Birçok şairin Leyla isimli şiiri vardır. Gönüllerine göre Leyla’larını döşerler satırlara. Şairimizin ‘Leyla’ isimli şiirinden hoş dizeler; ‘gözlerim bakışlarında yıkanır/ yıkanır bir melâl duruşunda’

Her okurun en uğrak mekânlarıdır sahaflar. Şairimizin dediği gibi ‘iki kapak arası dürülmüş hayatlar, acılar, tatlılar, özlemler ve kavuşmalar sahaf dükkânlarında satılır’ der ‘sahaf’ şiirinde. Ve şu tanımla sonlandırır şiirini; ‘velhasıl adı konulmamış hüzünlerin kundağı/ dört mevsimi doldurup ceplerine/ köhne raflar ne masallar saklar’

‘Ayna ustası’ şiiri ise dört bölümden oluşmaktadır. Şairimizin iç dünyasını şekillendiren karakterlerle dolu. Yani hocamızı şiirlerinden tanımak hiç de zor değil. ‘Şirin’in sokağında Ferhat/ bir garip demirciyim ben/…/ Lâ Şehrinden gelir İllâ’ya/ Harakanlı Hasan’ım ben’

Kimse tüketemez nakaratıyla ‘ bir an öyküsüne’ ne şahit oluruz. ‘Eylem ve izdüşüm olarak/ bir ucuyla tikel bir ucuyla tümel olarak/ bir ol’un gölgesinde bir oluş olarak/ her dem süre gelen ol emrine inanarak/ demeliyim/ kimse tüketemez beni’

Yine çok güzel bir ifade ‘hayat’ şiirinden; ‘hayat hep bir kavuşma türküsüdür/ ayrı kalınmışlıklar üzerine’

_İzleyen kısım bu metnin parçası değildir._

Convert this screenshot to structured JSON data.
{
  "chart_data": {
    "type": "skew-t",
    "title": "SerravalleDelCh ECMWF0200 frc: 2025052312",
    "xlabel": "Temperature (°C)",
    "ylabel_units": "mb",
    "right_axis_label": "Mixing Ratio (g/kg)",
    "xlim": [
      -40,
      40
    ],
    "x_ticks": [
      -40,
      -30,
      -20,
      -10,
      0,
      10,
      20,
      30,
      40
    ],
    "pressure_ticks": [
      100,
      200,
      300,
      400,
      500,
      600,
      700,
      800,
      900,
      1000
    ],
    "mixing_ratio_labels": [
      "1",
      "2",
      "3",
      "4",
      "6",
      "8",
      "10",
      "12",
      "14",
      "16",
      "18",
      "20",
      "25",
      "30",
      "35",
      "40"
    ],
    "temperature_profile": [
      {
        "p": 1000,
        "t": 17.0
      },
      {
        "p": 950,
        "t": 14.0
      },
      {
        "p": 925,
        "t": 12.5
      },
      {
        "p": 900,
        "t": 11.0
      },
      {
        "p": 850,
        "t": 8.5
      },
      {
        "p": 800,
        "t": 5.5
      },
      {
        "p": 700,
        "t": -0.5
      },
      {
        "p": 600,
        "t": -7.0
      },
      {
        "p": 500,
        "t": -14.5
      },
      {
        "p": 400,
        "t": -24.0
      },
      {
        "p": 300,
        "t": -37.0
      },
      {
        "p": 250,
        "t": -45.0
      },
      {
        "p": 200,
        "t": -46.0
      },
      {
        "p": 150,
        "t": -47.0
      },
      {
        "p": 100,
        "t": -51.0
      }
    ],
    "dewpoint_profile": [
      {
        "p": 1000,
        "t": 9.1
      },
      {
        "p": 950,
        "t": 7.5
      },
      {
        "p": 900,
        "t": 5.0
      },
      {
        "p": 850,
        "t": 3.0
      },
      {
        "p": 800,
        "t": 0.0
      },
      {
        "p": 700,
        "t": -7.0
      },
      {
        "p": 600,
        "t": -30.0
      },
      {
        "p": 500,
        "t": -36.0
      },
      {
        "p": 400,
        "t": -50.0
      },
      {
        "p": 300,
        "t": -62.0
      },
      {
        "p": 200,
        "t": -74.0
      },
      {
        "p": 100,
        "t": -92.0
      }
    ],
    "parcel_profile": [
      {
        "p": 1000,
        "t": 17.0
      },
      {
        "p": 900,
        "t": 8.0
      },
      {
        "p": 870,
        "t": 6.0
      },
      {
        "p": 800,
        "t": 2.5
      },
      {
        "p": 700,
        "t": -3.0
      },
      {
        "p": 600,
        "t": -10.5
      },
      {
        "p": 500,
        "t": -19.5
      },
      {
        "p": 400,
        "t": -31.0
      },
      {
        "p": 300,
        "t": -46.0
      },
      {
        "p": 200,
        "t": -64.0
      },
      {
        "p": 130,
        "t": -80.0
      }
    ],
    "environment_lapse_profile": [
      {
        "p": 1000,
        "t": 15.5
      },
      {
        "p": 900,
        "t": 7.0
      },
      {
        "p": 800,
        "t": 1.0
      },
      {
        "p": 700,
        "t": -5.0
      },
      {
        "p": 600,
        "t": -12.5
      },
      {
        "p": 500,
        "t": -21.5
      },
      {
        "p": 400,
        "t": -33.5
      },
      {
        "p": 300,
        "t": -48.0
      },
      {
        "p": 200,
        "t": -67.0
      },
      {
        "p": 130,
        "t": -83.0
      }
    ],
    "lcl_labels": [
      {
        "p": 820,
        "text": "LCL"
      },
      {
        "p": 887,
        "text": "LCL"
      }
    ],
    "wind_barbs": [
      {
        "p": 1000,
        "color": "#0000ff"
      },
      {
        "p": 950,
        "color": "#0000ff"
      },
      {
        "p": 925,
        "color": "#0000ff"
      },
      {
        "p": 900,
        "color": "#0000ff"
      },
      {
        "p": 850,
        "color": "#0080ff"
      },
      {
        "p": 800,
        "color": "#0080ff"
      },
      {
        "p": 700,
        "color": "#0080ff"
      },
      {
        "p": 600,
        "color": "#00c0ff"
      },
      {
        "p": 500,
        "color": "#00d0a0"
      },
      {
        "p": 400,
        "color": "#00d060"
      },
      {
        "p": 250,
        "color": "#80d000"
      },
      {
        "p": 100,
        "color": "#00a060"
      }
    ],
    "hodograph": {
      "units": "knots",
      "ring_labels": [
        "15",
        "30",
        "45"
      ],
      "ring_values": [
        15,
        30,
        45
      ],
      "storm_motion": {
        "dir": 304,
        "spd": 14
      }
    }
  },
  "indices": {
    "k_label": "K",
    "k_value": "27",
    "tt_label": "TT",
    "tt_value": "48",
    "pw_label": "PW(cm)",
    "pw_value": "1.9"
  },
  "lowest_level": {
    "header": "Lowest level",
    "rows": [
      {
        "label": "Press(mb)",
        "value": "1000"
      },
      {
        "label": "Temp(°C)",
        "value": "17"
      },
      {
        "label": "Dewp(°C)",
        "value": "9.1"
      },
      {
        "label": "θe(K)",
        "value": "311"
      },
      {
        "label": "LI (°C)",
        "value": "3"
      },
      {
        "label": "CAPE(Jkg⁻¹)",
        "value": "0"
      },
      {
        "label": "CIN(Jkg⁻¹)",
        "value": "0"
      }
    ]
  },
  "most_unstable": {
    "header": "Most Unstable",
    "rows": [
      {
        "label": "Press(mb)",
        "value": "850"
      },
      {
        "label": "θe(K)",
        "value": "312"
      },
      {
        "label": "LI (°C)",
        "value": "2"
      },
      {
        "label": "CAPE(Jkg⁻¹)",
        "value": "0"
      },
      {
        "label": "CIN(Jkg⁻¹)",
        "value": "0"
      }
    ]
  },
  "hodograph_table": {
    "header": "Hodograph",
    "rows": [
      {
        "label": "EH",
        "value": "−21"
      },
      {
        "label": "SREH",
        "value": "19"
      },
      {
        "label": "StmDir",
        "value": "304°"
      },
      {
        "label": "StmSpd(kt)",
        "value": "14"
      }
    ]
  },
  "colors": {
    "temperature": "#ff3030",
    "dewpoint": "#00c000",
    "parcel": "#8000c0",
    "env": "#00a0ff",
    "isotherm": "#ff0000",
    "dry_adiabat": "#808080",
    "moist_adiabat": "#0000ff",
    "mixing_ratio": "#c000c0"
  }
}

Öğretmenlik kutsaldır. Allah’ın yarattığı en mükemmel varlık insanoğludur hiç kuşkusuz. O mükemmel varlığı şekillendirmekte asıl görev, aileden sonra öğretmenlerindir. Öğretmenler bu bilinçle yaklaşırlar çocuklarına. ‘Umut’ isimli şiirinde hocamız umutlarını paylaşır. ‘Bir yağmur yağacak çocuklar/ adı özlem yahut umut olan bir yağmur/ .../ yağacak yağmur hasretten kurumuş umut ağacıma’

Şairimizin en samimi duygu yüklü şiiri tabii ki ‘Rana’ya ninni’ olsa gerek. Yavrusuyla olan muhabbeti, duaları ne güzeldir. ‘Gül Muhammed’in yolunda/ büyü güzel kızım büyü/ uyu güzel kızım uyu/ büyü güzel kızım büyü’ denmiş, Rana için geleceğine güzel bir anı bırakılmış.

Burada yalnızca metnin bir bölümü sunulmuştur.